Le Conseil européen a donc été conduit à prendre note de cette communication. Surtout, il a fixé à l’Union européenne l’objectif d’atteindre la neutralité climatique d’ici à 2050, conformément aux objectifs déterminés par l’accord de Paris. Même si cette décision résulte de longs mois de préparation pour convaincre les États membres de l’endosser, elle n’était pas facile à prendre. La Pologne, très dépendante du charbon, est restée récalcitrante, si bien que le Conseil européen indique, dans ses conclusions, qu’un État membre, à ce stade, ne peut s’engager sur cet objectif. L’Union évite ainsi d’être prise en otage par un seul État membre qui faisait monter les enchères pour prix de son ralliement. Par cette entorse à la tradition consensuelle du Conseil européen, son nouveau président, Charles Michel, s’est montré innovant, et ce précédent est une subtilité qui mérite d’être saluée. Il ouvre, je l’espère, une autre voie que celle de la recherche à tout prix de l’unanimité, synonyme de paralysie.

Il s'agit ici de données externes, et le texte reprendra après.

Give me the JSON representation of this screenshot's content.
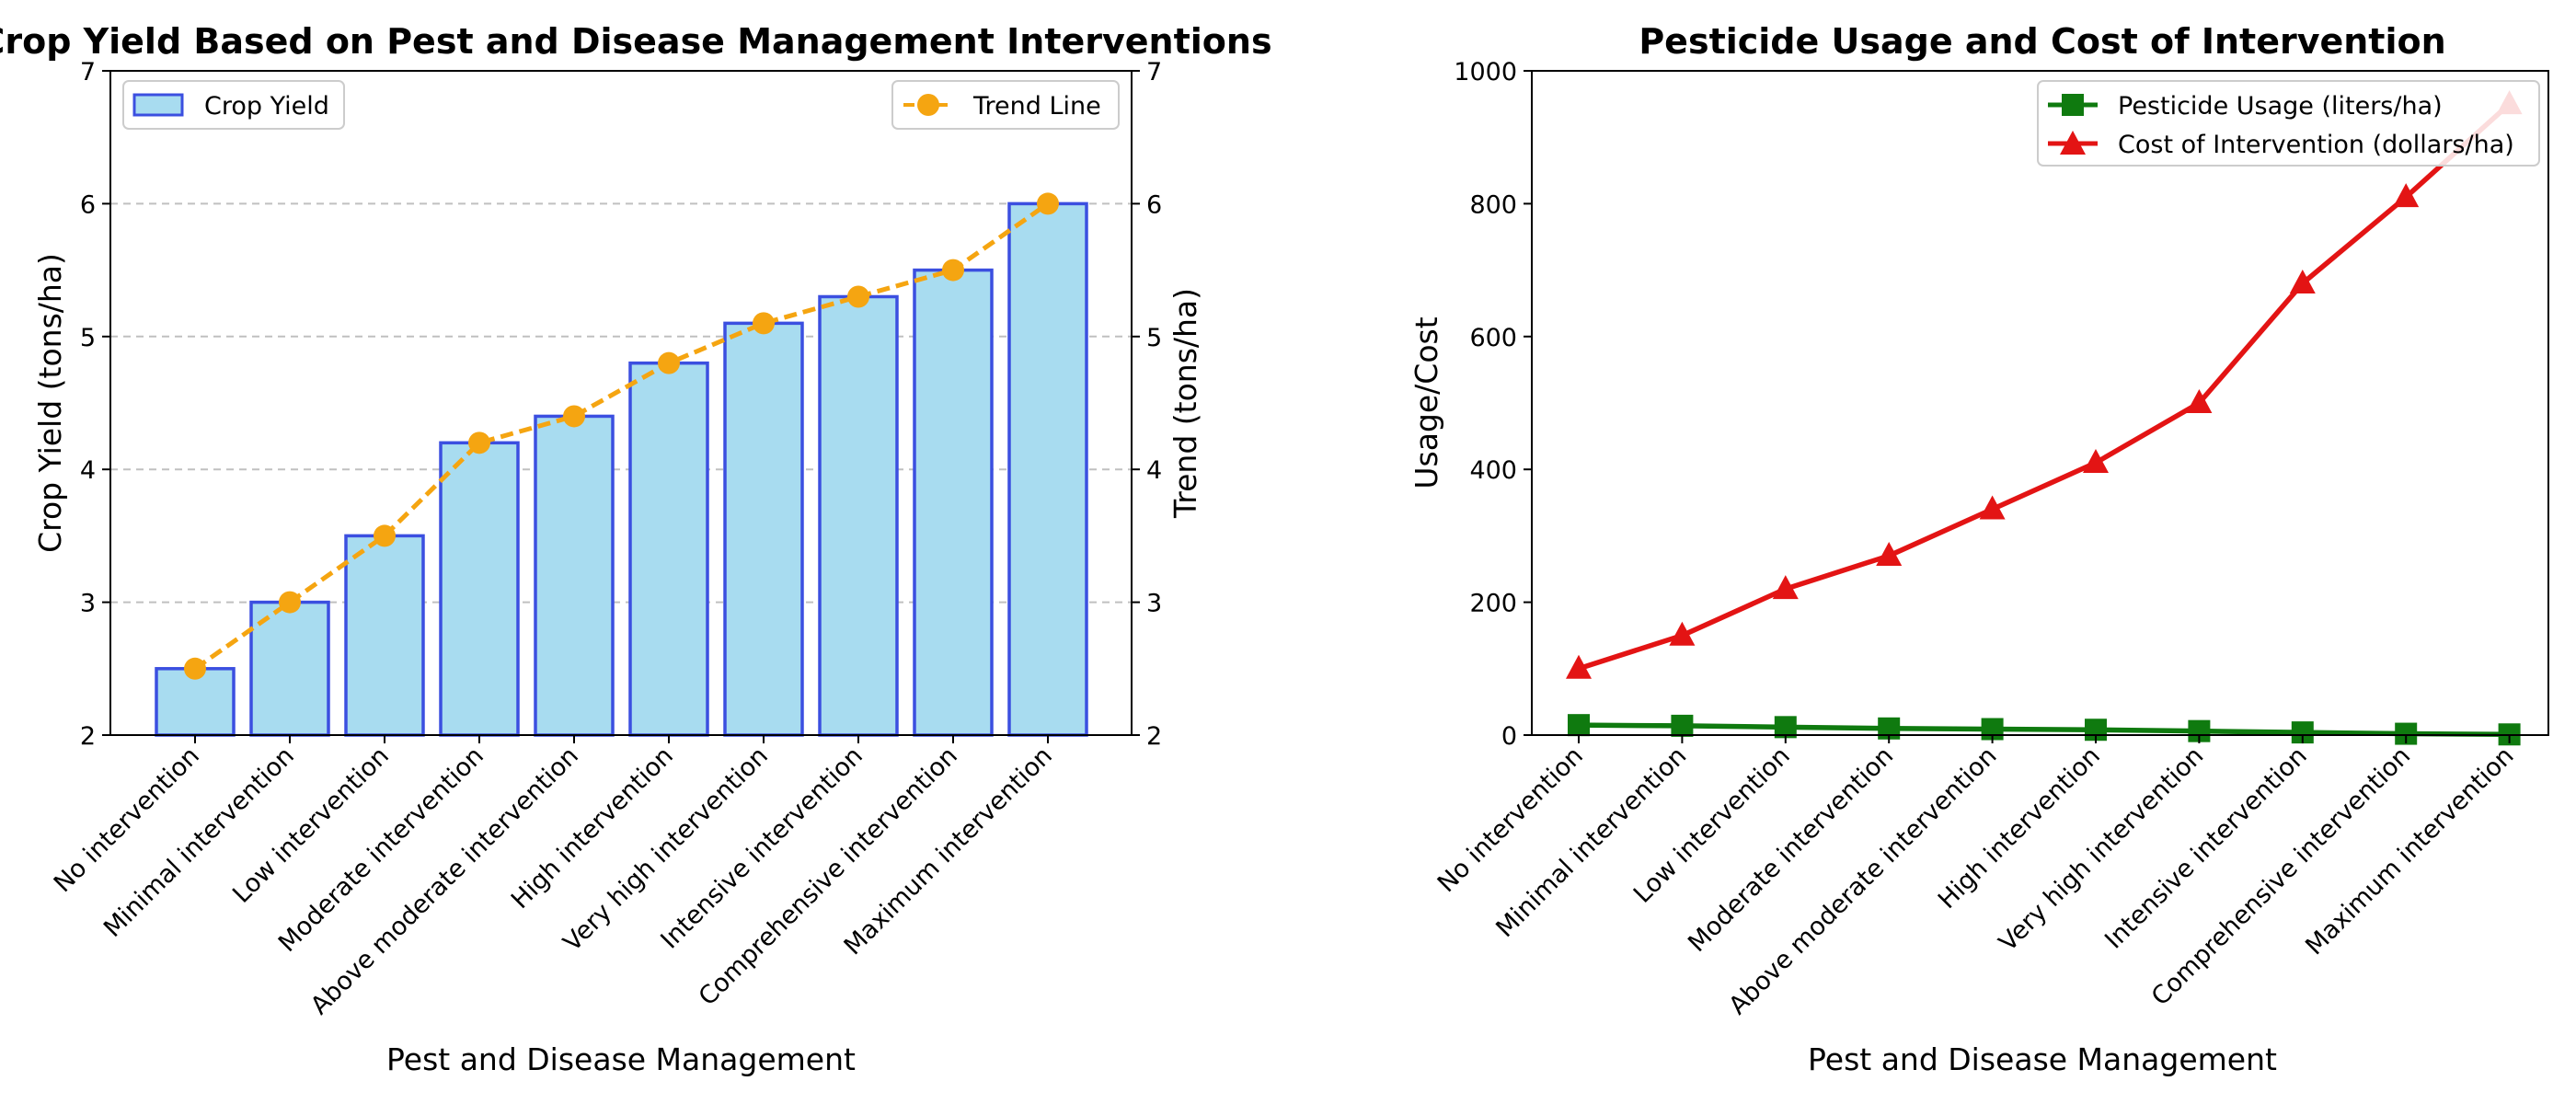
{
  "chart_data": [
    {
      "type": "bar",
      "title": "Crop Yield Based on Pest and Disease Management Interventions",
      "xlabel": "Pest and Disease Management",
      "ylabel": "Crop Yield (tons/ha)",
      "ylabel_right": "Trend (tons/ha)",
      "ylim": [
        2,
        7
      ],
      "yticks": [
        2,
        3,
        4,
        5,
        6,
        7
      ],
      "grid": "y-dashed",
      "categories": [
        "No intervention",
        "Minimal intervention",
        "Low intervention",
        "Moderate intervention",
        "Above moderate intervention",
        "High intervention",
        "Very high intervention",
        "Intensive intervention",
        "Comprehensive intervention",
        "Maximum intervention"
      ],
      "series": [
        {
          "name": "Crop Yield",
          "kind": "bar",
          "color": "#a8dcf0",
          "edge": "#3b4fe0",
          "values": [
            2.5,
            3.0,
            3.5,
            4.2,
            4.4,
            4.8,
            5.1,
            5.3,
            5.5,
            6.0
          ]
        },
        {
          "name": "Trend Line",
          "kind": "line-dashed",
          "color": "#f5a511",
          "values": [
            2.5,
            3.0,
            3.5,
            4.2,
            4.4,
            4.8,
            5.1,
            5.3,
            5.5,
            6.0
          ]
        }
      ],
      "legend_bar": "top-left",
      "legend_line": "top-right"
    },
    {
      "type": "line",
      "title": "Pesticide Usage and Cost of Intervention",
      "xlabel": "Pest and Disease Management",
      "ylabel": "Usage/Cost",
      "ylim": [
        0,
        1000
      ],
      "yticks": [
        0,
        200,
        400,
        600,
        800,
        1000
      ],
      "grid": "off",
      "categories": [
        "No intervention",
        "Minimal intervention",
        "Low intervention",
        "Moderate intervention",
        "Above moderate intervention",
        "High intervention",
        "Very high intervention",
        "Intensive intervention",
        "Comprehensive intervention",
        "Maximum intervention"
      ],
      "series": [
        {
          "name": "Pesticide Usage (liters/ha)",
          "marker": "square",
          "color": "#0f7a0f",
          "values": [
            15,
            14,
            12,
            10,
            9,
            8,
            6,
            4,
            2,
            1
          ]
        },
        {
          "name": "Cost of Intervention (dollars/ha)",
          "marker": "triangle",
          "color": "#e31414",
          "values": [
            100,
            150,
            220,
            270,
            340,
            410,
            500,
            680,
            810,
            950
          ]
        }
      ],
      "legend": "top-right"
    }
  ]
}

En affirmant ainsi son ambition en matière climatique, l’Union européenne montre l’exemple, alors même que la COP25 réunie à Madrid n’a pas tenu ses promesses. En effet, les parties à l’accord de Paris ont reporté à plus tard le traitement des questions qui fâchent.
Nous pouvons aussi nous féliciter de la confirmation expresse par le Conseil européen du respect du principe de neutralité technologique pour parvenir à l’objectif de neutralité carbone. La liberté de chaque État de choisir son mix énergétique est donc préservée. Nos voisins tchèques, hongrois et slovaques ont même obtenu qu’à ce titre le nucléaire soit mentionné dans les conclusions du Conseil européen. En tant qu’élu de la Manche, je tiens à les saluer tout particulièrement. §Je vois que je fais plaisir à mon collègue André Gattolin !

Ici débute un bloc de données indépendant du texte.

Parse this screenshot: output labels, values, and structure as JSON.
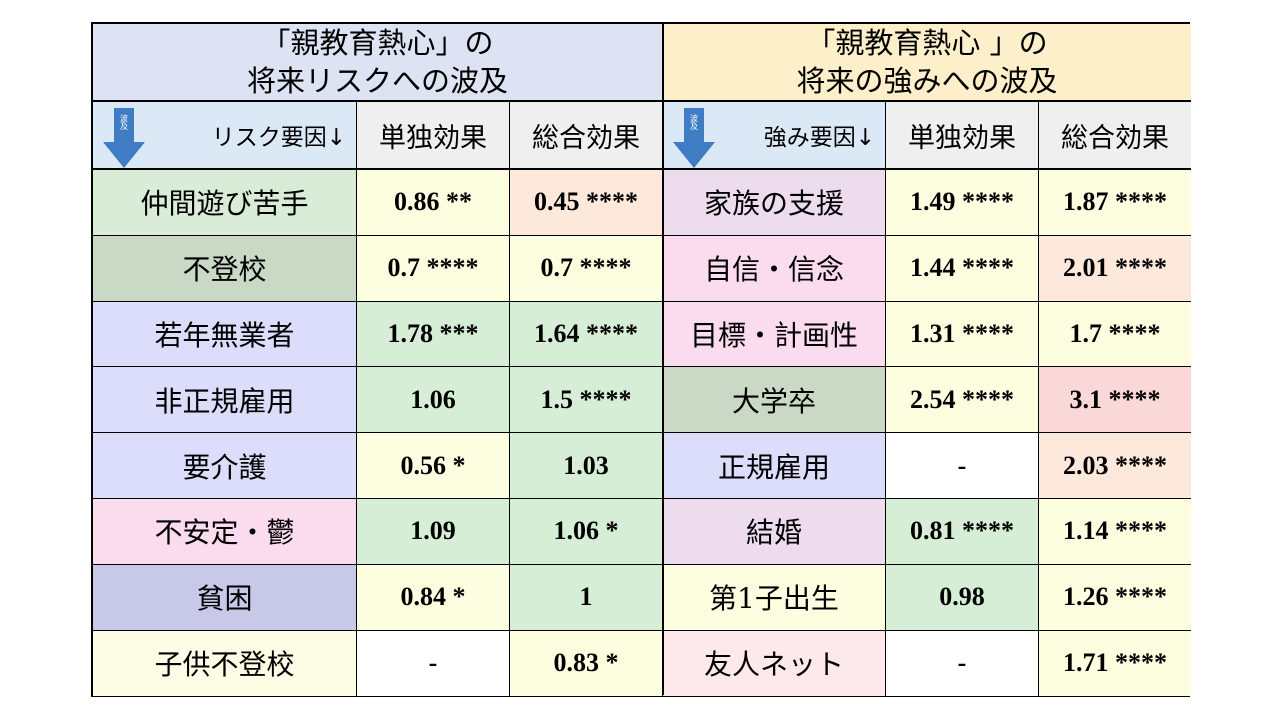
{
  "left_title": [
    "「親教育熱心」の",
    "将来リスクへの波及"
  ],
  "right_title": [
    "「親教育熱心 」の",
    "将来の強みへの波及"
  ],
  "arrow_text": "波及",
  "left_header": {
    "factor": "リスク要因↓",
    "solo": "単独効果",
    "total": "総合効果"
  },
  "right_header": {
    "factor": "強み要因↓",
    "solo": "単独効果",
    "total": "総合効果"
  },
  "left_rows": [
    {
      "label": "仲間遊び苦手",
      "solo": "0.86 **",
      "total": "0.45 ****"
    },
    {
      "label": "不登校",
      "solo": "0.7 ****",
      "total": "0.7 ****"
    },
    {
      "label": "若年無業者",
      "solo": "1.78 ***",
      "total": "1.64 ****"
    },
    {
      "label": "非正規雇用",
      "solo": "1.06",
      "total": "1.5 ****"
    },
    {
      "label": "要介護",
      "solo": "0.56 *",
      "total": "1.03"
    },
    {
      "label": "不安定・鬱",
      "solo": "1.09",
      "total": "1.06 *"
    },
    {
      "label": "貧困",
      "solo": "0.84 *",
      "total": "1"
    },
    {
      "label": "子供不登校",
      "solo": "-",
      "total": "0.83 *"
    }
  ],
  "right_rows": [
    {
      "label": "家族の支援",
      "solo": "1.49 ****",
      "total": "1.87 ****"
    },
    {
      "label": "自信・信念",
      "solo": "1.44 ****",
      "total": "2.01 ****"
    },
    {
      "label": "目標・計画性",
      "solo": "1.31 ****",
      "total": "1.7 ****"
    },
    {
      "label": "大学卒",
      "solo": "2.54 ****",
      "total": "3.1 ****"
    },
    {
      "label": "正規雇用",
      "solo": "-",
      "total": "2.03 ****"
    },
    {
      "label": "結婚",
      "solo": "0.81 ****",
      "total": "1.14 ****"
    },
    {
      "label": "第1子出生",
      "solo": "0.98",
      "total": "1.26 ****"
    },
    {
      "label": "友人ネット",
      "solo": "-",
      "total": "1.71 ****"
    }
  ],
  "colors": {
    "left_title_bg": "#dde3f3",
    "right_title_bg": "#fdefc9",
    "header_factor_bg": "#dbe8f5",
    "header_col_bg": "#efefef",
    "arrow": "#3f7cc4",
    "left_label_bg": [
      "#d8ecd8",
      "#c9d9c5",
      "#dcdcfb",
      "#dcdcfb",
      "#dcdcfb",
      "#fbdcee",
      "#c8c8e9",
      "#fdfde6"
    ],
    "left_solo_bg": [
      "#fdfde0",
      "#fdfde0",
      "#d6eed6",
      "#d6eed6",
      "#fdfde0",
      "#d6eed6",
      "#fdfde0",
      "#ffffff"
    ],
    "left_total_bg": [
      "#fde8dc",
      "#fdfde0",
      "#d6eed6",
      "#d6eed6",
      "#d6eed6",
      "#d6eed6",
      "#d6eed6",
      "#fdfde0"
    ],
    "right_label_bg": [
      "#ecdcee",
      "#fbdcee",
      "#fbdcee",
      "#c9d9c5",
      "#dcdcfb",
      "#ecdcee",
      "#fdfde0",
      "#fde8ec"
    ],
    "right_solo_bg": [
      "#fdfde0",
      "#fdfde0",
      "#fdfde0",
      "#fdfde0",
      "#ffffff",
      "#d6eed6",
      "#d6eed6",
      "#ffffff"
    ],
    "right_total_bg": [
      "#fdfde0",
      "#fde8dc",
      "#fdfde0",
      "#fbd8d8",
      "#fde8dc",
      "#fdfde0",
      "#fdfde0",
      "#fdfde0"
    ]
  }
}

Je salue aussi, à cet égard, le compromis trouvé par le Coreper (Comité des représentants permanents) sur le règlement qui jette les bases de la future taxonomie. Ce compromis prévoit que le nucléaire, ainsi que le gaz, pourront être reconnus comme des sources d’énergie participant à la transition climatique. C’est une avancée importante : pouvez-vous nous dire, madame la secrétaire d’État, si elle a des chances d’être consacrée dans le texte final, puisque le Parlement européen aura son mot à dire ? Chacun sait la sensibilité de ce dernier à ces questions.

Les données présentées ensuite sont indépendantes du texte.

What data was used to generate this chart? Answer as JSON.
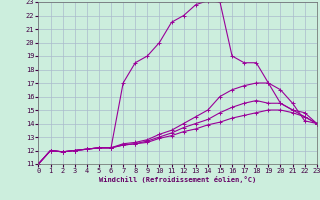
{
  "xlabel": "Windchill (Refroidissement éolien,°C)",
  "background_color": "#cceedd",
  "grid_color": "#aabbcc",
  "line_color": "#990099",
  "xlim": [
    0,
    23
  ],
  "ylim": [
    11,
    23
  ],
  "xticks": [
    0,
    1,
    2,
    3,
    4,
    5,
    6,
    7,
    8,
    9,
    10,
    11,
    12,
    13,
    14,
    15,
    16,
    17,
    18,
    19,
    20,
    21,
    22,
    23
  ],
  "yticks": [
    11,
    12,
    13,
    14,
    15,
    16,
    17,
    18,
    19,
    20,
    21,
    22,
    23
  ],
  "series": [
    {
      "x": [
        0,
        1,
        2,
        3,
        4,
        5,
        6,
        7,
        8,
        9,
        10,
        11,
        12,
        13,
        14,
        15,
        16,
        17,
        18,
        19,
        20,
        21,
        22,
        23
      ],
      "y": [
        11.0,
        12.0,
        11.9,
        12.0,
        12.1,
        12.2,
        12.2,
        17.0,
        18.5,
        19.0,
        20.0,
        21.5,
        22.0,
        22.8,
        23.1,
        23.0,
        19.0,
        18.5,
        18.5,
        17.0,
        16.5,
        15.5,
        14.2,
        14.0
      ]
    },
    {
      "x": [
        0,
        1,
        2,
        3,
        4,
        5,
        6,
        7,
        8,
        9,
        10,
        11,
        12,
        13,
        14,
        15,
        16,
        17,
        18,
        19,
        20,
        21,
        22,
        23
      ],
      "y": [
        11.0,
        12.0,
        11.9,
        12.0,
        12.1,
        12.2,
        12.2,
        12.5,
        12.6,
        12.8,
        13.2,
        13.5,
        14.0,
        14.5,
        15.0,
        16.0,
        16.5,
        16.8,
        17.0,
        17.0,
        15.5,
        15.0,
        14.5,
        14.0
      ]
    },
    {
      "x": [
        0,
        1,
        2,
        3,
        4,
        5,
        6,
        7,
        8,
        9,
        10,
        11,
        12,
        13,
        14,
        15,
        16,
        17,
        18,
        19,
        20,
        21,
        22,
        23
      ],
      "y": [
        11.0,
        12.0,
        11.9,
        12.0,
        12.1,
        12.2,
        12.2,
        12.4,
        12.5,
        12.7,
        13.0,
        13.3,
        13.7,
        14.0,
        14.3,
        14.8,
        15.2,
        15.5,
        15.7,
        15.5,
        15.5,
        15.0,
        14.8,
        14.0
      ]
    },
    {
      "x": [
        0,
        1,
        2,
        3,
        4,
        5,
        6,
        7,
        8,
        9,
        10,
        11,
        12,
        13,
        14,
        15,
        16,
        17,
        18,
        19,
        20,
        21,
        22,
        23
      ],
      "y": [
        11.0,
        12.0,
        11.9,
        12.0,
        12.1,
        12.2,
        12.2,
        12.4,
        12.5,
        12.6,
        12.9,
        13.1,
        13.4,
        13.6,
        13.9,
        14.1,
        14.4,
        14.6,
        14.8,
        15.0,
        15.0,
        14.8,
        14.5,
        14.0
      ]
    }
  ]
}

Enfin, je me réjouis que le Conseil européen se soit attaché à souligner la nécessité, pour l’Union, de veiller à ce que sa transition climatique n’entame pas sa compétitivité – au sein de cette assemblée, madame la secrétaire d’État, nous y sommes extrêmement attachés. C’est pourquoi il appuie le projet de mécanisme d’inclusion carbone aux frontières. Ce mécanisme, que vous nous aviez clairement présenté lors du débat préalable à ce Conseil européen, est vertueux. Tout en étant compatible avec les règles de l’Organisation mondiale du commerce (OMC), il doit permettre de corriger l’écart entre nos normes environnementales et celles des pays dont nous importons les biens. C’est donc une nouvelle politique commerciale très offensive qui se profile pour l’Union européenne ; il s’agit d’un grand pas en avant.
J’évoquerai, en conclusion de nos débats, les autres perspectives ouvertes par ce Conseil européen, sur lesquelles nos échanges apporteront certainement des éclairages précieux.